Indeed, that was the point where Ulster – who had earlier criminally wasted a decent chance close in when Rob Herring's dart was obviously crooked – simply had to get the scoreboard ticking over and, in falling short, any sense of momentum seemed to finally leave their game.
It wasn't helped by the loss of props Ricky Lutton, his replacement Declan Fitzpatrick and then Tom Court which all resulted in uncontested scrums but still the most galling call of the night was for Bennett's try and though Ulster refused to yield any further points to their opponents it still left a sour taste in the mouth despite the fact that Mark Anscombe's men were obviously somewhat short of being able to cope with Glasgow's greater accuracy and pace.
It was a strange opening half from Ulster. They started and finished it looking decidedly wobbly with, crucially, the concession of seven fairly soft points right at the end of the half doing them so much damage.

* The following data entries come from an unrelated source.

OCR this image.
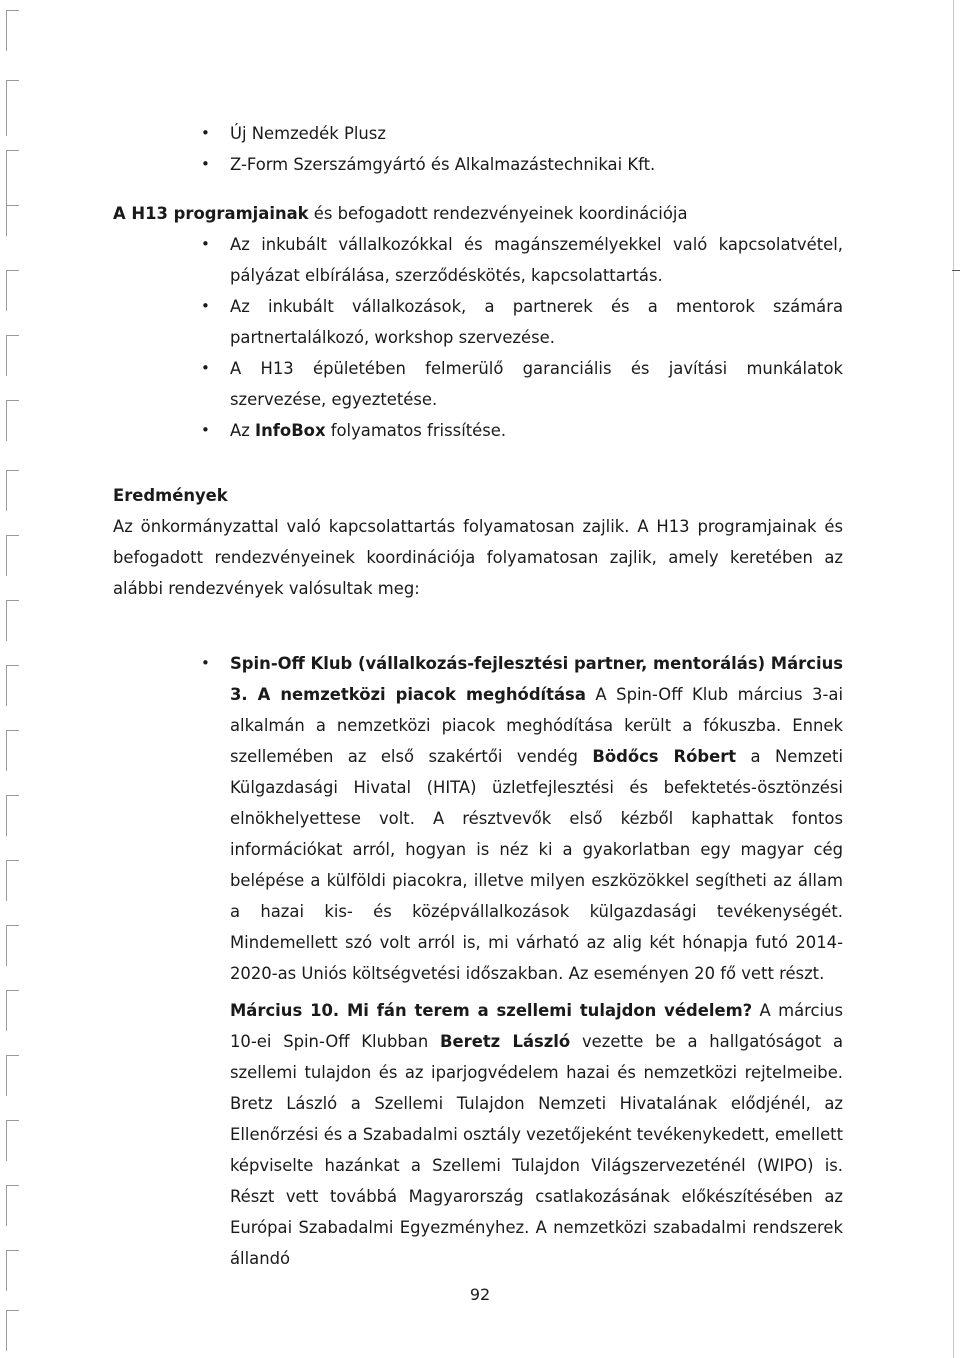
• Új Nemzedék Plusz
• Z-Form Szerszámgyártó és Alkalmazástechnikai Kft.
A H13 programjainak és befogadott rendezvényeinek koordinációja
• Az inkubált vállalkozókkal és magánszemélyekkel való kapcsolatvétel, pályázat elbírálása, szerződéskötés, kapcsolattartás.
• Az inkubált vállalkozások, a partnerek és a mentorok számára partnertalálkozó, workshop szervezése.
• A H13 épületében felmerülő garanciális és javítási munkálatok szervezése, egyeztetése.
• Az InfoBox folyamatos frissítése.
Eredmények
Az önkormányzattal való kapcsolattartás folyamatosan zajlik. A H13 programjainak és befogadott rendezvényeinek koordinációja folyamatosan zajlik, amely keretében az alábbi rendezvények valósultak meg:

• Spin-Off Klub (vállalkozás-fejlesztési partner, mentorálás) Március 3. A nemzetközi piacok meghódítása A Spin-Off Klub március 3-ai alkalmán a nemzetközi piacok meghódítása került a fókuszba. Ennek szellemében az első szakértői vendég Bödőcs Róbert a Nemzeti Külgazdasági Hivatal (HITA) üzletfejlesztési és befektetés-ösztönzési elnökhelyettese volt. A résztvevők első kézből kaphattak fontos információkat arról, hogyan is néz ki a gyakorlatban egy magyar cég belépése a külföldi piacokra, illetve milyen eszközökkel segítheti az állam a hazai kis- és középvállalkozások külgazdasági tevékenységét. Mindemellett szó volt arról is, mi várható az alig két hónapja futó 2014-2020-as Uniós költségvetési időszakban. Az eseményen 20 fő vett részt.

Március 10. Mi fán terem a szellemi tulajdon védelem? A március 10-ei Spin-Off Klubban Beretz László vezette be a hallgatóságot a szellemi tulajdon és az iparjogvédelem hazai és nemzetközi rejtelmeibe. Bretz László a Szellemi Tulajdon Nemzeti Hivatalának elődjénél, az Ellenőrzési és a Szabadalmi osztály vezetőjeként tevékenykedett, emellett képviselte hazánkat a Szellemi Tulajdon Világszervezeténél (WIPO) is. Részt vett továbbá Magyarország csatlakozásának előkészítésében az Európai Szabadalmi Egyezményhez. A nemzetközi szabadalmi rendszerek állandó

92
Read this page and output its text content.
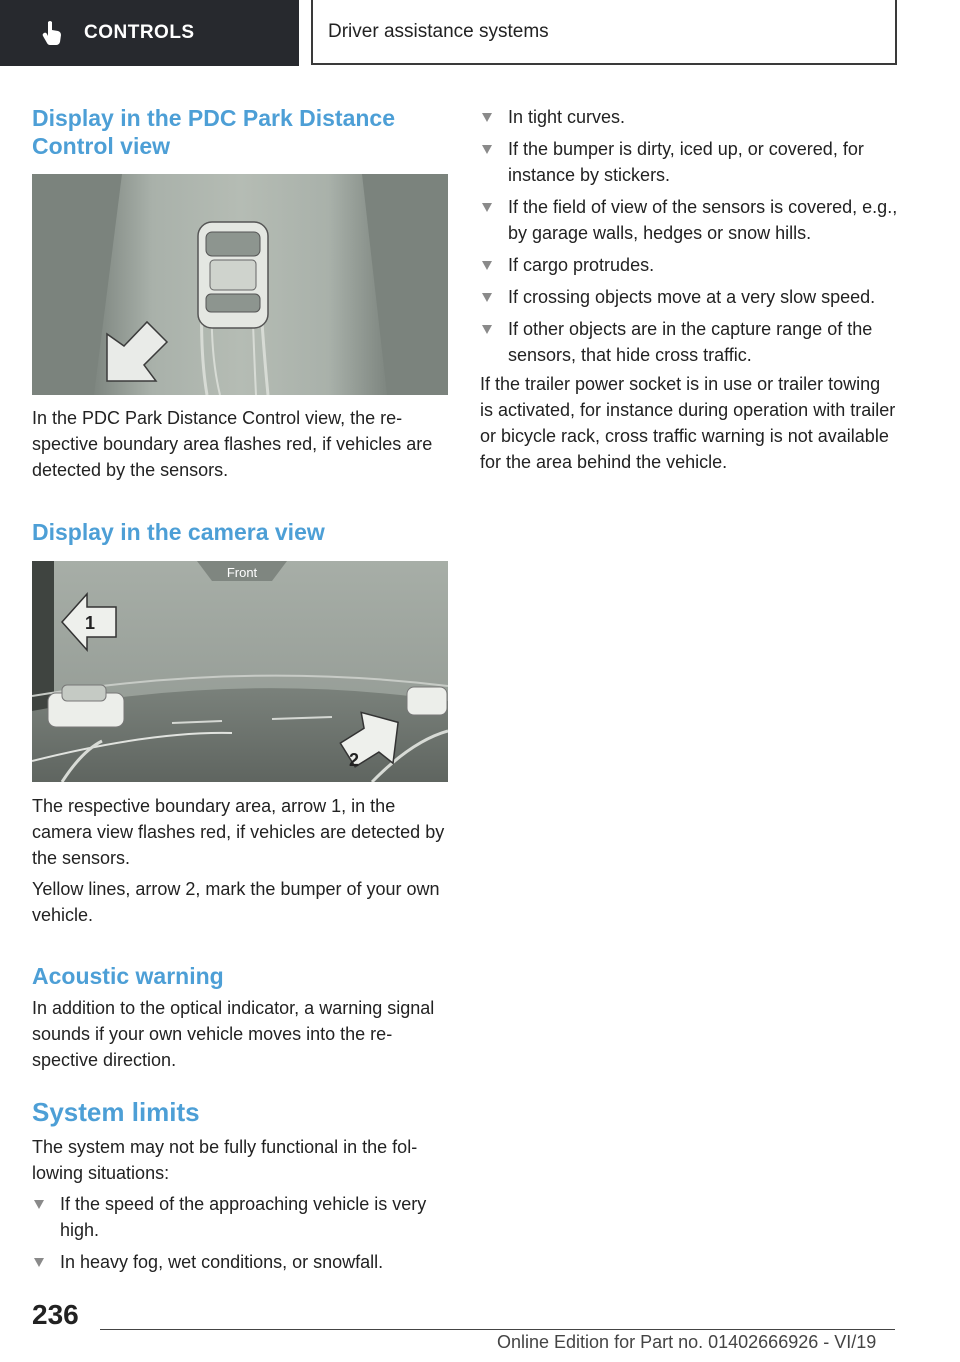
CONTROLS	Driver assistance systems
Display in the PDC Park Distance Control view

In the PDC Park Distance Control view, the respective boundary area flashes red, if vehicles are detected by the sensors.

Display in the camera view
Front
1
2

The respective boundary area, arrow 1, in the camera view flashes red, if vehicles are detected by the sensors.

Yellow lines, arrow 2, mark the bumper of your own vehicle.

Acoustic warning

In addition to the optical indicator, a warning signal sounds if your own vehicle moves into the respective direction.

System limits

The system may not be fully functional in the following situations:

If the speed of the approaching vehicle is very high.
In heavy fog, wet conditions, or snowfall.
In tight curves.
If the bumper is dirty, iced up, or covered, for instance by stickers.
If the field of view of the sensors is covered, e.g., by garage walls, hedges or snow hills.
If cargo protrudes.
If crossing objects move at a very slow speed.
If other objects are in the capture range of the sensors, that hide cross traffic.

If the trailer power socket is in use or trailer towing is activated, for instance during operation with trailer or bicycle rack, cross traffic warning is not available for the area behind the vehicle.

236
Online Edition for Part no. 01402666926 - VI/19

Indeed the genesis of Maitland's try, right at the end of the opening half, came from Mark Bennett's huge surge out of his own half after Ulster's defensive alignment allowed the centre break free into open country.
Luke Marshall had done tremendously well to stop Peter Horne from scoring off Bennett's pass but from the ensuing five metre scrum, Ulster decided to try and run the ball out of their 22 instead of taking the less risky option of leathering it into touch.
The net result was that when Ulster opted to kick after several less than impressive phases later, Paul Marshall found himself under the sticks and having to stretch every sinew to put the ball dead.
It was a good kick but was never as far as he would have liked and Glasgow took a quick lineout and after some less than threatening phases, Finn Russell fixed the Ulster defence and hit Maitland whose angle took him over.
Russell converted and after leading 9-3 just before the 30 minute mark, Ulster went off trailing 10-9 and all this after having a man advantage during the half when Ryan Wilson had been binned earlier.
In a way, it mirrored Ulster's opening efforts when Paddy Jackson missed his first shot at goal and up until virtually the 20th minute, Ulster looked off the pace and lacking focus.
Thankfully, though, they were only trailing 3-0 when they began to exert some influence on proceedings.
Against the run of play, Ricky Andrew made a clean break that took him up to the Warriors' line and though Ulster couldn't get over the line, Jackson slotted the first of his three successful penalties.
Indeed after his second effort, Ulster produced something special when Nick Williams took the restart and the visitors kept the ball and took it right up to Glasgow's 22.
It was hugely impressive and resulted in Wilson's binning and Jackson's third penalty to make it 9-3. Had he slotted his next effort – which came off the post – and who knows how things would have panned out had Ulster built themselves a 12-3 margin.
In the end, though, they invited Glasgow into the game and compounded that by going down to 14 men and conceding those 10 points.
All that was left were a few individual moments – Chris Henry's magnificent first half steal and Andrew Trimble's second half hit to deny Glasgow a bonus point – to savour but, other than that, this was a frighteningly damaging 80 minutes in Scotstoun.